Rivers wants to be more consistent this year after slumping in December. He threw for just 97 yards in a home win against Kansas City. The next week he completed just 10 of 30 passes at Seattle, although his last one was a game-winning, 37-yarder with 29 seconds left.
"I hit that lull a little bit," Rivers said. "I mean, I've never been 10-for-30 in my life. Some games like that were tough to get through, but I think it says a lot about our team that the quarterback can struggle for three, four weeks and win all four."
Rivers said he was "out of whack for a while" — anticipating too much, leaving the pocket early and not letting plays develop.
"I think that little spell has passed," he said.
Rivers finished last year with 3,388 yards and 22 touchdowns, with nine interceptions.
"Experience is the biggest teacher," Tomlinson said. "He's going to make a dramatic improvement just because of some of the stuff he's seen and also having Norv to coach him a little bit more. I think he showed that he can be an elite quarterback in this league."
Hardwick agreed, saying Rivers should make crisper reads and fewer mental mistakes now.
"You can just tell he knows the offense inside and out now," Hardwick said. "He doesn't even have to think about it. He's just popping things off in the huddle. No questions; he's just very clear about everything."
Although he was 58-82-1 in previous head coaching stops at Washington and Oakland, Turner was acclaimed as an offensive coordinator, especially with Dallas in the early 1990s. A quarterback at Oregon in the early 1970s, his tutelage is expected to help further Rivers' development.
"It's funny — we think a lot alike," Rivers said. "A lot of times he gets going on a play and I can finish it for him.
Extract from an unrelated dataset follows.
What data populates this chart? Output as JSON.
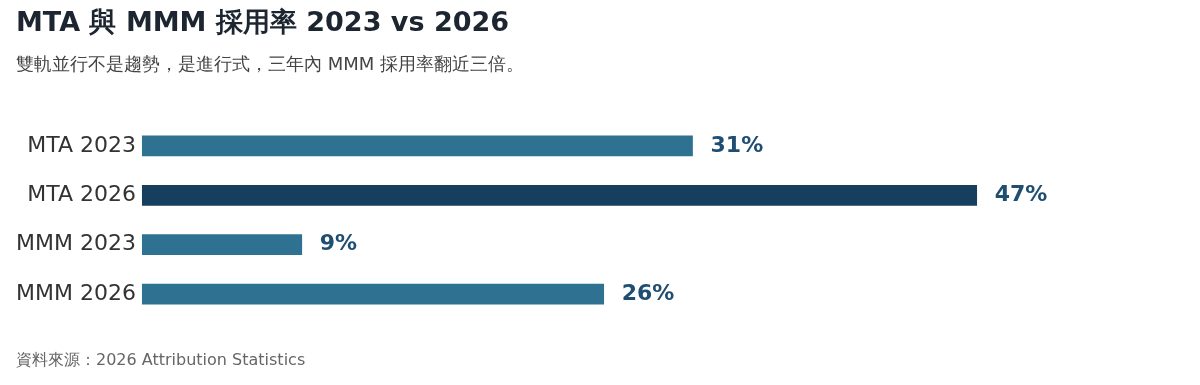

We really have the same take and thoughts on the game and the quarterback position. That's a big positive because he's going to be calling the plays and I need to know what he's thinking."
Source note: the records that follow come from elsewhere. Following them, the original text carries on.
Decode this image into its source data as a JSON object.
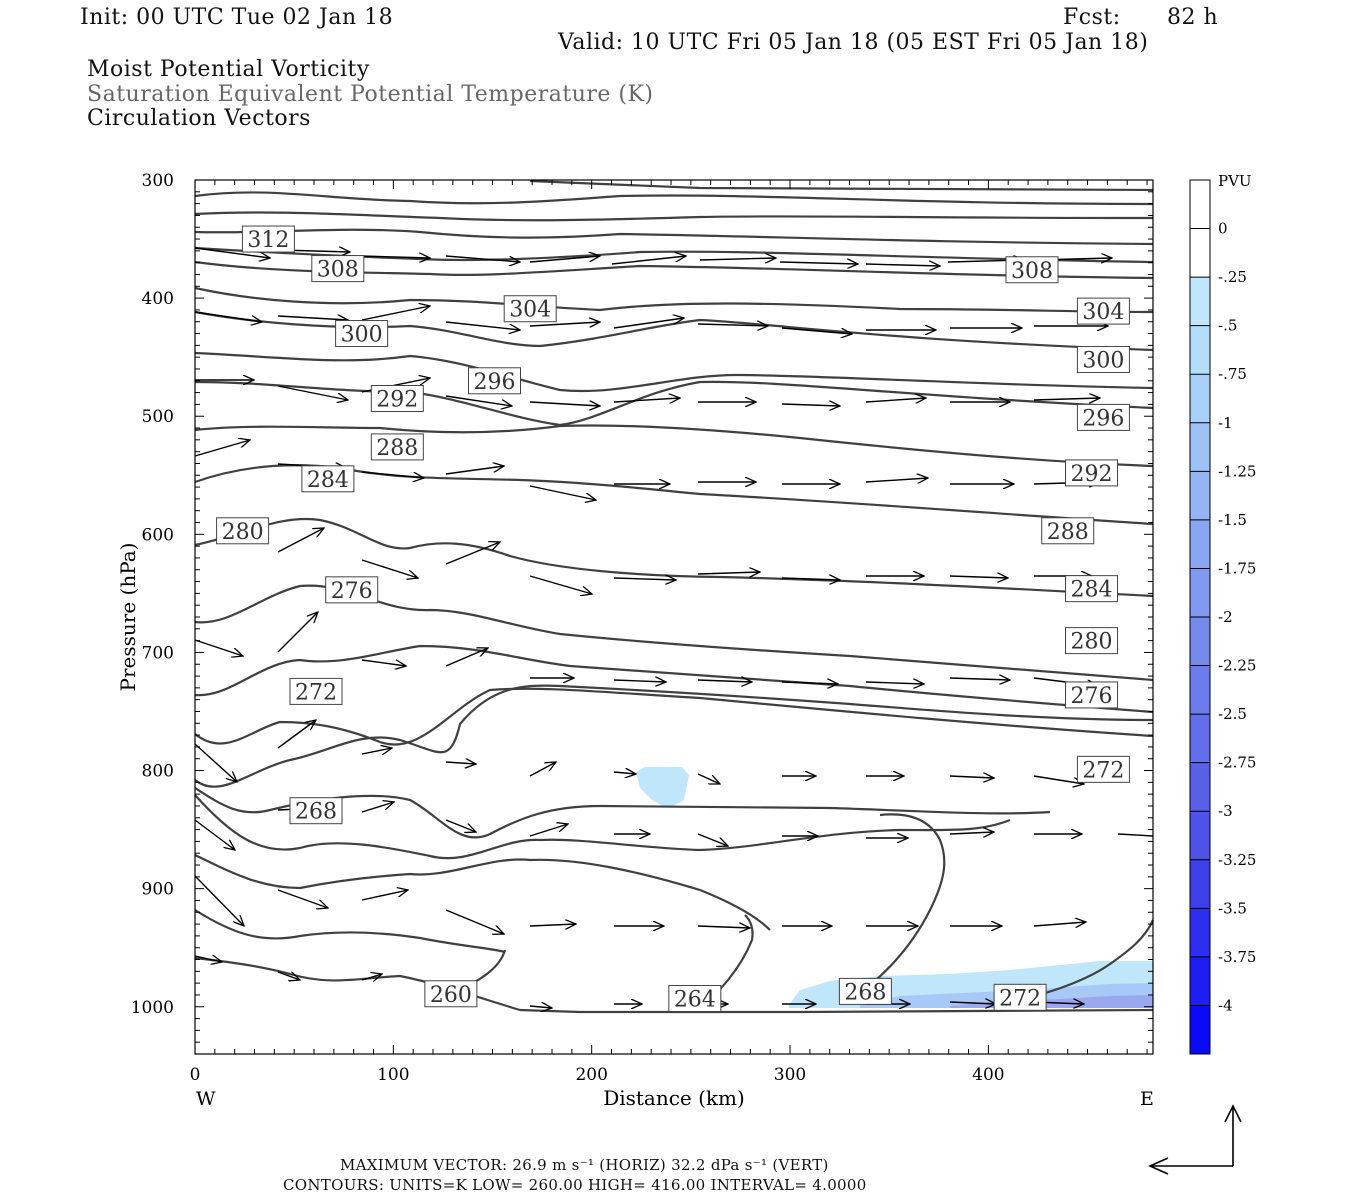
{
  "header": {
    "init": "Init: 00 UTC Tue 02 Jan 18",
    "fcst_label": "Fcst:",
    "fcst_value": "82 h",
    "valid": "Valid: 10 UTC Fri 05 Jan 18 (05 EST Fri 05 Jan 18)",
    "field1": "Moist Potential Vorticity",
    "field2": "Saturation Equivalent Potential Temperature (K)",
    "field3": "Circulation Vectors"
  },
  "footer": {
    "max_vector": "MAXIMUM VECTOR:  26.9 m s⁻¹ (HORIZ)          32.2 dPa s⁻¹ (VERT)",
    "contours": "CONTOURS:  UNITS=K  LOW=   260.00        HIGH=  416.00        INTERVAL=     4.0000"
  },
  "colors": {
    "contour": "#404040",
    "pv_light": "#bfe6fb",
    "pv_mid": "#a8c8f8",
    "pv_dark": "#9aa8f0"
  },
  "chart_data": {
    "type": "cross-section",
    "xlabel": "Distance (km)",
    "ylabel": "Pressure (hPa)",
    "x_ticks": [
      0,
      100,
      200,
      300,
      400
    ],
    "y_ticks": [
      300,
      400,
      500,
      600,
      700,
      800,
      900,
      1000
    ],
    "xlim": [
      0,
      483
    ],
    "ylim": [
      300,
      1040
    ],
    "y_inverted": true,
    "left_end": "W",
    "right_end": "E",
    "colorbar": {
      "title": "PVU",
      "labels": [
        "0",
        "-.25",
        "-.5",
        "-.75",
        "-1",
        "-1.25",
        "-1.5",
        "-1.75",
        "-2",
        "-2.25",
        "-2.5",
        "-2.75",
        "-3",
        "-3.25",
        "-3.5",
        "-3.75",
        "-4"
      ],
      "colors": [
        "#ffffff",
        "#ffffff",
        "#bfe6fb",
        "#b4dcfb",
        "#a8cff8",
        "#9ec2f6",
        "#94b4f4",
        "#8aa6f2",
        "#8098f0",
        "#768aee",
        "#6c7cec",
        "#626eea",
        "#5860e8",
        "#4e52e6",
        "#3e40ea",
        "#2e2ef0",
        "#1e1ef4",
        "#0a0af8"
      ]
    },
    "contour_labels": [
      {
        "text": "312",
        "x": 37,
        "y": 350
      },
      {
        "text": "308",
        "x": 72,
        "y": 375
      },
      {
        "text": "308",
        "x": 422,
        "y": 376
      },
      {
        "text": "304",
        "x": 169,
        "y": 409
      },
      {
        "text": "304",
        "x": 458,
        "y": 411
      },
      {
        "text": "300",
        "x": 84,
        "y": 430
      },
      {
        "text": "300",
        "x": 458,
        "y": 452
      },
      {
        "text": "296",
        "x": 151,
        "y": 470
      },
      {
        "text": "296",
        "x": 458,
        "y": 501
      },
      {
        "text": "292",
        "x": 102,
        "y": 485
      },
      {
        "text": "292",
        "x": 452,
        "y": 548
      },
      {
        "text": "288",
        "x": 102,
        "y": 526
      },
      {
        "text": "288",
        "x": 440,
        "y": 597
      },
      {
        "text": "284",
        "x": 67,
        "y": 553
      },
      {
        "text": "284",
        "x": 452,
        "y": 646
      },
      {
        "text": "280",
        "x": 24,
        "y": 597
      },
      {
        "text": "280",
        "x": 452,
        "y": 690
      },
      {
        "text": "276",
        "x": 79,
        "y": 647
      },
      {
        "text": "276",
        "x": 452,
        "y": 736
      },
      {
        "text": "272",
        "x": 61,
        "y": 733
      },
      {
        "text": "272",
        "x": 458,
        "y": 799
      },
      {
        "text": "268",
        "x": 61,
        "y": 834
      },
      {
        "text": "268",
        "x": 338,
        "y": 987
      },
      {
        "text": "264",
        "x": 252,
        "y": 993
      },
      {
        "text": "260",
        "x": 129,
        "y": 989
      },
      {
        "text": "272",
        "x": 416,
        "y": 992
      }
    ]
  }
}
As the Chargers try to rebound from their playoff loss to New England, Rivers is looking forward to a fast start and Turner's creativity.
"Week One we ought to be ready to roll, to cut it loose and not feel like we're in Week One," Rivers said. "Feel like we're in Week 18, I guess, coming right off the New England game, but with some more. I just think we have the ability to do that, and we have the right guys, smart guys."